Mark and Deidri Cumbie will run Thursday’s Atlanta Journal-Constitution Peachtree Road Race as a team.
Connected by a bandana, they will run the 6.2-mile race side by side. Mark will keep up the conversation, telling Deidri what he sees.
You see Deidri lost her vision to the effects of a brain tumor more than 20 years ago.
When they run, Mark is her eyes and her navigator as they work around the things that would be considered annoyances to most of the other runners: the mass of people, the street curbs, the vendors tossing things into the crowd.
“Every day we all face challenges,” she said.
They met as 10th graders more than 35 years ago at Pebblebrook High School.
Mark walked into study hall, saw Deidri, and said, “How have I missed you? We need to go out.”
They took his red Corvair van to the drive-in theatre in Austell. Neither knows what movie they saw. Both laugh when asked if the van had anything to do with their bad memories.
They were married within a few months of graduating in 1976.
Heather was born in 1980. Ashley came 4 ½ years later.

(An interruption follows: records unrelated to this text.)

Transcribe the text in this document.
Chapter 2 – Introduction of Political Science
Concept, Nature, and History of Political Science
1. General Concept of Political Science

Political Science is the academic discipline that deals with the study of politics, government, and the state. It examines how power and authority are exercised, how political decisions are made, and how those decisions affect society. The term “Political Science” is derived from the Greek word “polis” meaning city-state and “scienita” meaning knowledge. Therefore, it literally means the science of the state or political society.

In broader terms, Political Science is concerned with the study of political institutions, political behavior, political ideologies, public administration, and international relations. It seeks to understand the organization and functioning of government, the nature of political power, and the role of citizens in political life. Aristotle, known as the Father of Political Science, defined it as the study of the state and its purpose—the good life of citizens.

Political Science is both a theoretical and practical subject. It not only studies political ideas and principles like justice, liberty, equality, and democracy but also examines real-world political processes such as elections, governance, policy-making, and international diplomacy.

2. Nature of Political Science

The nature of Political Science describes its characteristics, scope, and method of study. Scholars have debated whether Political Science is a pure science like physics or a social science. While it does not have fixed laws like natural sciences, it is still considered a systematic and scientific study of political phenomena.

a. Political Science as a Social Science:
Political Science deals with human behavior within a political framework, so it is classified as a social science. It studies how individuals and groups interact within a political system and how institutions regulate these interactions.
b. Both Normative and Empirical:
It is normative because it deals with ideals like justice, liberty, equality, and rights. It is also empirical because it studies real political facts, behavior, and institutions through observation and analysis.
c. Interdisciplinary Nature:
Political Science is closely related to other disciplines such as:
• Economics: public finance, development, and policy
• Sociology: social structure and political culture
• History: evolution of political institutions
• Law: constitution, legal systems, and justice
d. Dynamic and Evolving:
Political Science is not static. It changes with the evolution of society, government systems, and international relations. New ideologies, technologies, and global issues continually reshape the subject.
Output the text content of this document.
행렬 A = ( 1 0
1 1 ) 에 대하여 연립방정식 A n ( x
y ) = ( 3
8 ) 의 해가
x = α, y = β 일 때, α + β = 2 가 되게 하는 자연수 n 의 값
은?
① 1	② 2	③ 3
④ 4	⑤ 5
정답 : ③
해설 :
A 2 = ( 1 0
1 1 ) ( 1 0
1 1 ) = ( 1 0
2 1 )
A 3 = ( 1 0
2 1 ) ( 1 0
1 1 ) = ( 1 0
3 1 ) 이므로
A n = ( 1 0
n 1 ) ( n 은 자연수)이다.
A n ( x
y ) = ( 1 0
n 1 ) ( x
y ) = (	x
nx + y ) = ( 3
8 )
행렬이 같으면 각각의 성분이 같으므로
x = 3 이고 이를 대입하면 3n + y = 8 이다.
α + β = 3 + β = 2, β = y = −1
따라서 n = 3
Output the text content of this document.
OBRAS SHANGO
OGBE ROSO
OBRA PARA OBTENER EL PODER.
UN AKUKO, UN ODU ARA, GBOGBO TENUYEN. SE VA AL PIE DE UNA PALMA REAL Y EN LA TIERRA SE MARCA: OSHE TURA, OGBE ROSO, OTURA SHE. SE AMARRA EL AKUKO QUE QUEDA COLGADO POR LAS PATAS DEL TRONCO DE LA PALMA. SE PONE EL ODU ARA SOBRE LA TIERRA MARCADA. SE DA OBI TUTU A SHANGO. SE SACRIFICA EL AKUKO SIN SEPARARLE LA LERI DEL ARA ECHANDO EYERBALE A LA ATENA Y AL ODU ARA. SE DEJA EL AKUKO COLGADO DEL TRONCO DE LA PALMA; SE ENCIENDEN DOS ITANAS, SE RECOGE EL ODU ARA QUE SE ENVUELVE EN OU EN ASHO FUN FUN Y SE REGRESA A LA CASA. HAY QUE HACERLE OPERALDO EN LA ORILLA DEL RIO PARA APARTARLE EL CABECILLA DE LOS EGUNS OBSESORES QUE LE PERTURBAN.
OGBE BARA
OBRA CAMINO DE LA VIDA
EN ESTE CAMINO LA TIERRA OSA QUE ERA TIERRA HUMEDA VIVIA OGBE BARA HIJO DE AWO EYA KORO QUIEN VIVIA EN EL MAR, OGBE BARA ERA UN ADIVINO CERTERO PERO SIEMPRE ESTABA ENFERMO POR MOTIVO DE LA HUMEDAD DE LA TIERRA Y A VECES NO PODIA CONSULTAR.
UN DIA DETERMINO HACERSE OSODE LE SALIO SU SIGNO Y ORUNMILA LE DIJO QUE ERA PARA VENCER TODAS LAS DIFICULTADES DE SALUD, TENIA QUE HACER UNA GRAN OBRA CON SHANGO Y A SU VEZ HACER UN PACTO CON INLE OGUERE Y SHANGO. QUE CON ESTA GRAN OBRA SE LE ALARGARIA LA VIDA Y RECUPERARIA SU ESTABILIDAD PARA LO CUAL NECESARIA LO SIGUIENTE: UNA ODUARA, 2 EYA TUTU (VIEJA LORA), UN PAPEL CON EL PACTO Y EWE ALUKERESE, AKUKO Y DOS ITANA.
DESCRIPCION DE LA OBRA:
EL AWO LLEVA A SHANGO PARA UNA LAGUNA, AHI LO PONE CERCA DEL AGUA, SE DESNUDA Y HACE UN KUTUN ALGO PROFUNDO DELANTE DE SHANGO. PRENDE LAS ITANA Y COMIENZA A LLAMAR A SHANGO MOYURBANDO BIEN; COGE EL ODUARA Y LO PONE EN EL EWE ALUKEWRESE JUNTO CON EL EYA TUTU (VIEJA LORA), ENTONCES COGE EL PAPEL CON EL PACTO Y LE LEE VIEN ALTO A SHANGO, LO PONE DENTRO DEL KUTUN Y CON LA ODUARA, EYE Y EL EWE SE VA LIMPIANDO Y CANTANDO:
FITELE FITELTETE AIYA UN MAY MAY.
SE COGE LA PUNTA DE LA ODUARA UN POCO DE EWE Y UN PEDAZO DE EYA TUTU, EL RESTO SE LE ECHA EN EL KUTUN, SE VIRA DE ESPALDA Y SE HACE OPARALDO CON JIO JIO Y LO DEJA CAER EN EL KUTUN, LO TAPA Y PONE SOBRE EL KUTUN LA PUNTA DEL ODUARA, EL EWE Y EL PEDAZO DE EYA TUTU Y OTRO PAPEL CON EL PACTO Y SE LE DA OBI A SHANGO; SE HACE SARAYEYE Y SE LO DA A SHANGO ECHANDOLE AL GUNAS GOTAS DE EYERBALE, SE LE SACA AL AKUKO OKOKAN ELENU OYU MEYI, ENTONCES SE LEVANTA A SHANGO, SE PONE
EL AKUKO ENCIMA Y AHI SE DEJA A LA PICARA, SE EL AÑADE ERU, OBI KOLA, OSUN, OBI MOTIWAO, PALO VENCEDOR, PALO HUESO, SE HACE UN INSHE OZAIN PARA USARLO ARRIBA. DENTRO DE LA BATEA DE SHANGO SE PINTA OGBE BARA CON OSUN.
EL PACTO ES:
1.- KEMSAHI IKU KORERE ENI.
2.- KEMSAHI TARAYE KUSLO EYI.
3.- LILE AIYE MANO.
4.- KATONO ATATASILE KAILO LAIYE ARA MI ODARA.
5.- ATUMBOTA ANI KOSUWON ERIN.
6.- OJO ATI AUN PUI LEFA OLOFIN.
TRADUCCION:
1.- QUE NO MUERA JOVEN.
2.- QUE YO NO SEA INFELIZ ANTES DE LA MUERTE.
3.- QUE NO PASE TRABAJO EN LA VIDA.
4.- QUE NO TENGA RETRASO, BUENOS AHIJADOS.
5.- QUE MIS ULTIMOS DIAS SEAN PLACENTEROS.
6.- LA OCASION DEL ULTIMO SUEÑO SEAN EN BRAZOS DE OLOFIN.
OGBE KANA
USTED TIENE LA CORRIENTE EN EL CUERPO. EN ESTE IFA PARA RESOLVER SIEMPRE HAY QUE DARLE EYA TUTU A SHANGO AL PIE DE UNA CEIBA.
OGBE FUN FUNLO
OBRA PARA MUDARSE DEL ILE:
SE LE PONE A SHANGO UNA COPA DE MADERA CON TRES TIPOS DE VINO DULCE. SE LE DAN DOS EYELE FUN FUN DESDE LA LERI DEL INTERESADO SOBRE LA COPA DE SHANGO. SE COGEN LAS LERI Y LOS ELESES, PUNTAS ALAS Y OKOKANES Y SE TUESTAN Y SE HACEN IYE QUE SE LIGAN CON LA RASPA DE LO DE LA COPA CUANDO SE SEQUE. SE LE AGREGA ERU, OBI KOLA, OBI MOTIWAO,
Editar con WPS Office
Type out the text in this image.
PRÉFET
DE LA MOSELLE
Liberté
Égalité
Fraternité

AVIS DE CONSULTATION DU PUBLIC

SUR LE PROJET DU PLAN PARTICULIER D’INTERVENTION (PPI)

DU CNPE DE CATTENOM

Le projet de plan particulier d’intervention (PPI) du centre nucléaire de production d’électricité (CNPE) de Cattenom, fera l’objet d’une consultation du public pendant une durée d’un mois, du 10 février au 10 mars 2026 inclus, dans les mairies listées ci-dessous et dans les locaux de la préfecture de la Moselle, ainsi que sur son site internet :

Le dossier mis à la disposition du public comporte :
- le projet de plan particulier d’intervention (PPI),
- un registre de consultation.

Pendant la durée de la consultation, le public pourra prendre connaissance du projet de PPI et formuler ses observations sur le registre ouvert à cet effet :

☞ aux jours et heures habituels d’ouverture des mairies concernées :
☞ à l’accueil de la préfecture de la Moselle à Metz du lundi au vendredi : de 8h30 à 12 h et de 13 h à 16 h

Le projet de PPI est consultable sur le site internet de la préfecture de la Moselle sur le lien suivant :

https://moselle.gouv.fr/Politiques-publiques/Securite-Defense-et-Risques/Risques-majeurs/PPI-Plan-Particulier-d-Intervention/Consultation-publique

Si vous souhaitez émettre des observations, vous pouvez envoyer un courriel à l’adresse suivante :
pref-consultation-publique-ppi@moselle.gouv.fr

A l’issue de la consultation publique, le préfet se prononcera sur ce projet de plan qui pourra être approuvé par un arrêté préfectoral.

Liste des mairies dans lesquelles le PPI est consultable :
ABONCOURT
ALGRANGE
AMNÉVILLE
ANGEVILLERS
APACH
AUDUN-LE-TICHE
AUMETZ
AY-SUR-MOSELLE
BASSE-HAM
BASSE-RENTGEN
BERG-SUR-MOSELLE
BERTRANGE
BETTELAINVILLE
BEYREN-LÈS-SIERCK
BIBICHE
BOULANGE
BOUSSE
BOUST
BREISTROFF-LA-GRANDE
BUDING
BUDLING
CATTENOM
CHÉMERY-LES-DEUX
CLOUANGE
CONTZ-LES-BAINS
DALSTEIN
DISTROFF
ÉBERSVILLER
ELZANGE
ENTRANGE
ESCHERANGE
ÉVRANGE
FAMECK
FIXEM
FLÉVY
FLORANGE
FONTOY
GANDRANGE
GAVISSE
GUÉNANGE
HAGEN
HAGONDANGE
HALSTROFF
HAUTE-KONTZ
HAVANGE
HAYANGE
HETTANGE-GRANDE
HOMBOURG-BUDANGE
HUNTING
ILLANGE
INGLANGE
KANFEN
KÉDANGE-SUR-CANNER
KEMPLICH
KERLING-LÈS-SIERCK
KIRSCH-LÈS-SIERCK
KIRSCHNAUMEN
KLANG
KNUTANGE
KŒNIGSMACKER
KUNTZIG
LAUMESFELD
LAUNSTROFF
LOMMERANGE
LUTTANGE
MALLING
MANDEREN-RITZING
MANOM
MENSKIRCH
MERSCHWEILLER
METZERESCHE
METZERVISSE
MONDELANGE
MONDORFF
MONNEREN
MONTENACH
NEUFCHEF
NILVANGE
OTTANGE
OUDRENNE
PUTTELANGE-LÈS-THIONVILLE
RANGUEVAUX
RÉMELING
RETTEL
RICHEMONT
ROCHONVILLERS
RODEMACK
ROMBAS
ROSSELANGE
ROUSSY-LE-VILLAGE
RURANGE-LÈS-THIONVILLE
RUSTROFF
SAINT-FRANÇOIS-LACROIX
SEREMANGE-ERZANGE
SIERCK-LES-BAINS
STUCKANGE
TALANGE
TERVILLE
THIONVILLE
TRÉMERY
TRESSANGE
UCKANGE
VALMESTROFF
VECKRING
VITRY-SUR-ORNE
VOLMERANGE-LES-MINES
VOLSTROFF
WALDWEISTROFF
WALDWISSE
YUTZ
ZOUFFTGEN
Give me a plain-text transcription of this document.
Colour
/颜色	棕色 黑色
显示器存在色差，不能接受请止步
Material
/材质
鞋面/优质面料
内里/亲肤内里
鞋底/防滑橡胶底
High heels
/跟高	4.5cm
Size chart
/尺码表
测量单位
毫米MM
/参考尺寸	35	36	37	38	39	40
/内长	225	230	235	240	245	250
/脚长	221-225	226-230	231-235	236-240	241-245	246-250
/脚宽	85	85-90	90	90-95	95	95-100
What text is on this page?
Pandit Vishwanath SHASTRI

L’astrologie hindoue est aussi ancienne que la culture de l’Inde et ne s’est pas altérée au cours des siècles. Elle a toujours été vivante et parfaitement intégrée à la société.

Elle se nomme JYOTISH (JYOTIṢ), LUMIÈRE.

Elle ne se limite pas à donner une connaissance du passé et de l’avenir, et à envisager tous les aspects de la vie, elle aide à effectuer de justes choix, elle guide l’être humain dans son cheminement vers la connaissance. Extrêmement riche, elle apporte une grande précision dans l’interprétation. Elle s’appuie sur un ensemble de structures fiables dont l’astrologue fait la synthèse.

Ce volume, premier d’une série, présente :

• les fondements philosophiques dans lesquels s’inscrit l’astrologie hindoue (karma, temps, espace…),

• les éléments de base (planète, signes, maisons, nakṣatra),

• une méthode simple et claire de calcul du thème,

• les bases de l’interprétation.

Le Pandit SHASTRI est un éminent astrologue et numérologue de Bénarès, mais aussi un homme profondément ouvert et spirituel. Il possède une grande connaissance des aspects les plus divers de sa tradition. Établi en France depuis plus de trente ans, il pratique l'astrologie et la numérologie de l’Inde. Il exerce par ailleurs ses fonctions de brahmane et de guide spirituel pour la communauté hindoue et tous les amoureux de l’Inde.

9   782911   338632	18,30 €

Mark and Deidri played soccer together on different teams. Mark coached the girls’ teams. Mark drove trucks, still does. Deidri learned accountancy.
She developed what she thought was a sinus infection in October 1990. Migraine headaches followed.
A neurologist looked into her eyes and left the room without saying a word in January 1991. He came back in a few minutes later and said he set her up to go straight to the emergency room. They found a brain tumor.
The tumor turned out to be benign, but had to be removed in February because the doctors feared it could become malignant.
However, the post-op swelling destroyed the optic nerve.
Just 32, with her girls in fifth and first grades, Deidri was thrown into total darkness. Mark is thankful that she can still remember colors.
Adjustments needed to be made while Deidri learned how to live without sight.
Mark had never balanced a checkbook. He had rarely shopped for groceries. Mark blindfolded the girls to teach them the importance of not leaving their toys in the floor where Deidri could step on them.
To help his wife after he returned to work, Mark devised a way of using pieces of tape that he would put on the buttons of the microwave or washing machine so that Deidri would know which ones to push.
Still, Mark said he worried. The worst part for Mark was fighting the urge to do everything for her, from how she held everyday objects to anything that was at first difficult. Deidri refused to let him.
After nine months, with the help of a rehabilitation service, Deidri was able to re-learn how to do everything she could once do, except of course to drive. Learning Braille was the most difficult.
“There was a point when I was learning to write that I just wanted to throw it down,” she said. “But what kind of example was that?”
The family began playing sports again. Mark bought a tandem bike. He found a soccer ball that had a bell in it so Deidri could hear it when it was being dribbled.
They began working out at the gym, hiking and running together.
The Powder Springs couple ran their first 5k, the Dallas Dash, in 2009 and finished second in their age group. This will be their first Atlanta Journal-Constitution Peachtree Road Race and their first 10k.
Deidri said she goes to bed every night without thinking about her loss of sight. Mark wishes she could see sunsets. But he laughs and said the good part is she will always remember what he used to look like when he was a younger man.
“She knows I haven’t aged a bit,” he said.
Deidri said there are some things she wishes she could have seen, such as her daughters receiving their diplomas or them in their wedding dresses. Most of all, she says she misses seeing the love in her husband’s eyes.
Still she and Mark stress they always focus on the positives. But the love seems obvious, evidenced by the bandana, a symbol of a love born at a drive-in so many years ago.
“We don’t choose the race we are going to run, but you persevere and finish the race before you,” she said.